Volunteering in restorative justice can be a rewarding experience, contributing to positive community engagement, conflict resolution, and a reduced rate of recidivism. Volunteers help to foster healing, address underlying causes of criminal behaviors, and focus on supporting the needs of victims. If you have a desire to serve your community through a restorative lens and want to volunteer with us please reach out to: Courtney Martel at email@example.com or 802-528-9896.
Community Advisory Board (CAB)
The Franklin Grand Isle Restorative Justice Center (FGIRJC) is looking for volunteers to serve on our Community Advisory Board. (CAB) The CAB exists to provide advice and to participate in the decisions that reflect community priorities and restorative justice principles. Franklin Grand Isle RJC responds to the stated needs and priorities of the residents of Franklin and Grand Isle counties by creating opportunities for meaningful engagement in order to prevent and address harm and build a safe and inclusive community. The CAB advises on agency policy and priorities in collaboration with the Executive Director and the City of St. Albans.

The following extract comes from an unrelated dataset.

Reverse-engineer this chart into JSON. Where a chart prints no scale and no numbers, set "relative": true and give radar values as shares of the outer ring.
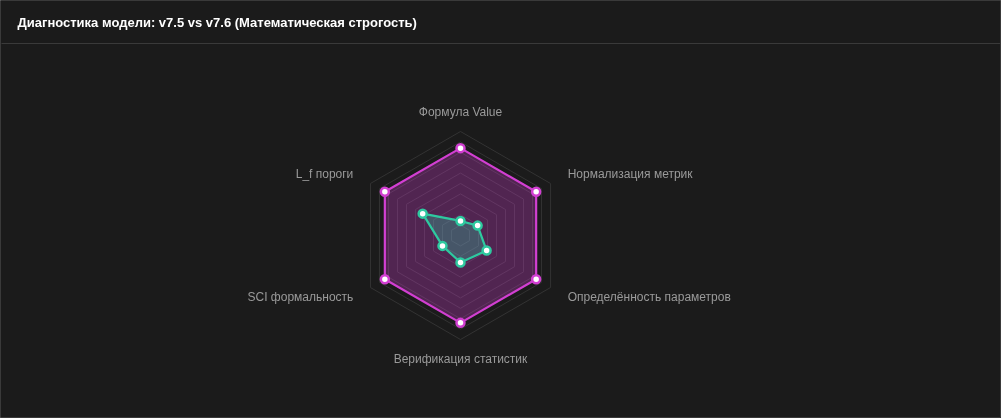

Members of a Circle of Support and Accountability (CoSA) work as a team of three or more volunteers with one Core Member - someone returning to Franklin and Grand Isle Community from incarceration. CoSA Volunteers meet regularly with the Core Member to provide support and mentoring, while ensuring that the Core Member is accountable for their actions. Core Members who are accepted into the program will have expressed a desire to change and must be committed to following the guidelines of the program. CoSA Volunteers will also work with other community stakeholders to establish expectations for the Core Member with regard to behaviors, responsibilities and community public safety.
The Volunteer commitment to the program and Core Member is for one year. The CoSA team meets for one hour per week and volunteers are encouraged to spend one-on-one time with the Core Member once a relationship has been established. Training for volunteers consists of a one-time CoSA training (in-person or remote) that is required prior to interacting with a Core Member. A Vermont Department of Corrections volunteer orientation and site-specific training are required every 2 years. Additional training is encouraged as needed. In some cases, we may be able to form a CoSA team before the Core Member is released from incarceration, allowing us to begin meetings inside of the facility prior to release. CoSA Volunteers play a crucial role in the Reentry Program by helping to guide Core Members on a path to becoming a contributing member of the community. By offering your time, compassion and energy, you will join a growing network of people who are committed to the safety of the community, and the successful reentry of Core Members.
Diversion and Repetitive Panels
Our center is currently in need of dedicated community members to serve as volunteers on our Youth and Adult Court Diversion Panels as well as on Reparative Panels. During these panels, volunteers meet with individuals who have committed a crime and work collaboratively with each participant to create opportunities for them to accept responsibility, make amends to those affected by the incident, and move forward in a positive, meaningful way. Volunteers work with our Case Managers and Victim Coordinator to provide a safe space for those impacted by crime to share their story and be heard. As an agency we are dedicated to accountability, fairness, respect and compassion, and emphasize these core values throughout the Court Diversion and Reparative process.